This is a sketchy diary comic of my experience getting my first breast MRI.
There was a small rectangular window where my face was pressed against the head rest; I could see my hair cascading down over the underside of the cot-thing I was laying on. That’s what is depicted in the first and last panels of this comic. Mostly I kept my eyes closed, listening to the loud clanking, and in between when there was silence Greg or the MRI tech talked to me. There were plugs in my ears, so their voices sounded muffled and far away.
The whole thing lasted about 45 minutes. It was fine. I will get one of these once a year for the rest of my life unless I am pregnant.
Sometimes all these medical appointments feel stressful and I wonder why I am doing them. But really, mostly, I feel good to be doing them. It’s the only thing I CAN do in the face of my odds of getting cancer (85% chance over my lifetime). Early screenings are REALLY important because if I do get cancer, it will be diagnosed as early as possible, while it is small and treatable.
“Treatable” is the operative word here, because there is no “cure.”
Even though there is no cure, catching cancer early means it hasn’t spread yet and they can take it out surgically, possibly not needing chemotherapy at all. It means living longer and better. It means being around for my kids as they grow up. A better chance of growing old with my husband. It means maybe not dying the way my mom did.
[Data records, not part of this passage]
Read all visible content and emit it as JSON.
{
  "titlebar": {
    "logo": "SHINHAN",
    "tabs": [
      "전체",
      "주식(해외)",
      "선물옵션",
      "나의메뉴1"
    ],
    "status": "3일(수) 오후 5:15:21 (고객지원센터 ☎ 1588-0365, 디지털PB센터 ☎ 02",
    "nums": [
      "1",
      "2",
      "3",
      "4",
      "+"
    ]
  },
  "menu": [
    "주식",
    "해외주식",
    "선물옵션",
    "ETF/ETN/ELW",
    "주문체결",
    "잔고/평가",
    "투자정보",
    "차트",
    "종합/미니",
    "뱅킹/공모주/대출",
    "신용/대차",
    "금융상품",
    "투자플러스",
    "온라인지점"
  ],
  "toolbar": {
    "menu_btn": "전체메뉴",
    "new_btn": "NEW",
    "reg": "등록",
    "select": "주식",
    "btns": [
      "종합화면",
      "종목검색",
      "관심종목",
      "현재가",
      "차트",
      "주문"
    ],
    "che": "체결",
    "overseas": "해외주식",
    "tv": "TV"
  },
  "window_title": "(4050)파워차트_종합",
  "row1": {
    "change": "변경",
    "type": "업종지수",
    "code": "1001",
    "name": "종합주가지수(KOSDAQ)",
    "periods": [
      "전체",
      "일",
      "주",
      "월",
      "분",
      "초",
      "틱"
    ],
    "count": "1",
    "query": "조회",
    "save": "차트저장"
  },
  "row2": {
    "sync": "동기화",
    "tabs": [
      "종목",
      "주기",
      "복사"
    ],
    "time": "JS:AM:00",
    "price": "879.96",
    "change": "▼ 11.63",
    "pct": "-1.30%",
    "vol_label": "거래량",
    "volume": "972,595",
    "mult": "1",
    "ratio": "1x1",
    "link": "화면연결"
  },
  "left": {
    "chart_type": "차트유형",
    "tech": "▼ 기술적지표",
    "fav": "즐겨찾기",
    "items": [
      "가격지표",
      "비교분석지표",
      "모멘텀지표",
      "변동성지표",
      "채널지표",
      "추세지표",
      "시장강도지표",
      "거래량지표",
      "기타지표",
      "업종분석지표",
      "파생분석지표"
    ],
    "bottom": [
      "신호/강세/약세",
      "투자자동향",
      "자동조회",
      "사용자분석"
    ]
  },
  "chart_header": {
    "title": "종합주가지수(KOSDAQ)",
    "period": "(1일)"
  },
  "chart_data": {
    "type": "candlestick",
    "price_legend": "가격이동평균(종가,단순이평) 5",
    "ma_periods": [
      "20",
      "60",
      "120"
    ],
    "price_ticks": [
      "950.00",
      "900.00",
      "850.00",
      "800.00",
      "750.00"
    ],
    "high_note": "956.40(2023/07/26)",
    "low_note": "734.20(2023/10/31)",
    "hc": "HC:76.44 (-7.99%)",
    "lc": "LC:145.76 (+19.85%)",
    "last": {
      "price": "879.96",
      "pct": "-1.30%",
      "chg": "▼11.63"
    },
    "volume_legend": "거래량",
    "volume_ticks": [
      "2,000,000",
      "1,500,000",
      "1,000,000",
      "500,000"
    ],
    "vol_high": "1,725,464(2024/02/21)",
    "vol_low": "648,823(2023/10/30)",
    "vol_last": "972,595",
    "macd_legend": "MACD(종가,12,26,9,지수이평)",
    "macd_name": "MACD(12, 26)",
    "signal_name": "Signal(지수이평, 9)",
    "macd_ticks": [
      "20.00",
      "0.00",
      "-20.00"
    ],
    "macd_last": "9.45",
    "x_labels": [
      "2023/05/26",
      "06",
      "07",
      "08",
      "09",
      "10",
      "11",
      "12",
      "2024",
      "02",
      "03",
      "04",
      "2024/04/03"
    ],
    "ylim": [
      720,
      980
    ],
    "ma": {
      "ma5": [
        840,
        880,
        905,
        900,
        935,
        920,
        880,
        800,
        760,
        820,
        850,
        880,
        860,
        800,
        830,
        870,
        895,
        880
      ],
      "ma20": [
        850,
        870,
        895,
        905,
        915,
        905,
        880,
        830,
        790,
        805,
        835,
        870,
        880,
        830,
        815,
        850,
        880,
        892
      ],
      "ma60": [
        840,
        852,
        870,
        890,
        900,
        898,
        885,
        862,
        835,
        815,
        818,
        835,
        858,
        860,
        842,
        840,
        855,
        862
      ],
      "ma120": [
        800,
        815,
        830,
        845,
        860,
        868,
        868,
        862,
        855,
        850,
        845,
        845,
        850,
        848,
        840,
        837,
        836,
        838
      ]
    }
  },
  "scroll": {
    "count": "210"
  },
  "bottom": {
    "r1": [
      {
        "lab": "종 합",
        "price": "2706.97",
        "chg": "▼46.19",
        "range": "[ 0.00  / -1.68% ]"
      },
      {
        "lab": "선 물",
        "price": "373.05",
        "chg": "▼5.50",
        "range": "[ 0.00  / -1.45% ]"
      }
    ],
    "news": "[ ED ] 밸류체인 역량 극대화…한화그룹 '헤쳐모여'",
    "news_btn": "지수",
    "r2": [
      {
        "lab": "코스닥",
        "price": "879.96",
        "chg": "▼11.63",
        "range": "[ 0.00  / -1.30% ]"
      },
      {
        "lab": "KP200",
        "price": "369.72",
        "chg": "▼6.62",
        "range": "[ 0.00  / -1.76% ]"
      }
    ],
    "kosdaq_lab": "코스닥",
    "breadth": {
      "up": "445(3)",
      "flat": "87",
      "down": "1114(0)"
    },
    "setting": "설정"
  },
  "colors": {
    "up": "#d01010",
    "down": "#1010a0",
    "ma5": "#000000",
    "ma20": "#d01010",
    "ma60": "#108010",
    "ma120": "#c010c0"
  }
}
It is REALLY important that I have health insurance coverage for these early screenings. They are impossibly expensive without that coverage. What I have is technically a “pre-existing condition,” a genetic disorder that I was born with that has been in my family probably forever. It isn’t my fault, or anyone’s fault, that we have this.
I am very nervous about the new “healthcare” bill. I am scared of losing my coverage for these screenings. I’m scared of losing coverage for pregnancy and birth and women’s bodies in general.
I am scared of having to choose not to get medical care because it costs too much money.
I am scared for anyone having to make that choice.
I know it’s my choice. To start weaning now and get the mammo and MRI as soon as possible (which will be about a year or so from now) or nurse Giles as long as he needs/wants and delay the screenings? I hadn’t realized how long it takes to wean a baby. It’s a slow, gradual process. If I start now it may take months until he is completely weaned. And it’s at that point that the nine month clock starts. So much waiting.
There’s emotions. And hormones. Breastfeeding is such a hormonal thing. At the very thought of stopping I start to cry, and I run over to Greg and Giles on the couch, where Giles is happily taking a bottle. I cuddle against them, my eyes big puddles of tears, Giles looks up at me.
And then there are moments when I feel ready, and know that everything will be fine.
Except everything isn’t fine. I’m afraid of what will happen to healthcare, to women’s healthcare specifically, to the idea of pre-existing conditions. I’m worried for my body, for my mind, for my future second pregnancy that will happen sometime during the Trump administration.
So many things to worry about– both big picture and very personal. I don’t really know what I’m going to do. But I am going to do things, one tiny thing at a time. Ask for help, seek out other moms who can reassure me or give me mother-led-weaning tips. Get back into some kind of therapy. Talk to my husband a LOT. Walk. Do yoga. Snuggle my baby. Cook something new. Buy local produce/meat/cheese. Get my son his first library card. Read to him. Dance with him. Sing. Draw. Write. Take a hot shower. Say “I love you” a lot. Keep my own medical records. Slowly shorten nursing sessions. Check my breasts for lumps. Call my doctors and ask questions. Pay attention to my body.
And after a lot of months, after a year, after an undetermined amount of time, get a mammogram and a breast MRI and get prescribed Lorazapam for these procedures to help calm me down.
I’ll be posting more comics about this soon, but just to explain briefly what this is: TP53 is a gene that helps fight cancer. Having this particular mutation that runs in my family (which is also called Li Fraumeni Syndrome) means it’s easier to get cancer. It doesn’t mean I definitely will get it, it just means I have a higher chance than the average person.
I made this comic before having the test myself, so I didn’t know if I would have it or not. Rather than leave you in suspense until I finally have time to post the next few comics, I will just tell you now that I do have the gene mutation. This means my mom had it too, but they weren’t testing for it in 2011 when she had her genetic testing. I have lots of feelings, and will get into that more later. For now, I just wanted to get the ball rolling and start posting these new comics, and maybe write a little bit too about my experiences with all the testing, etc.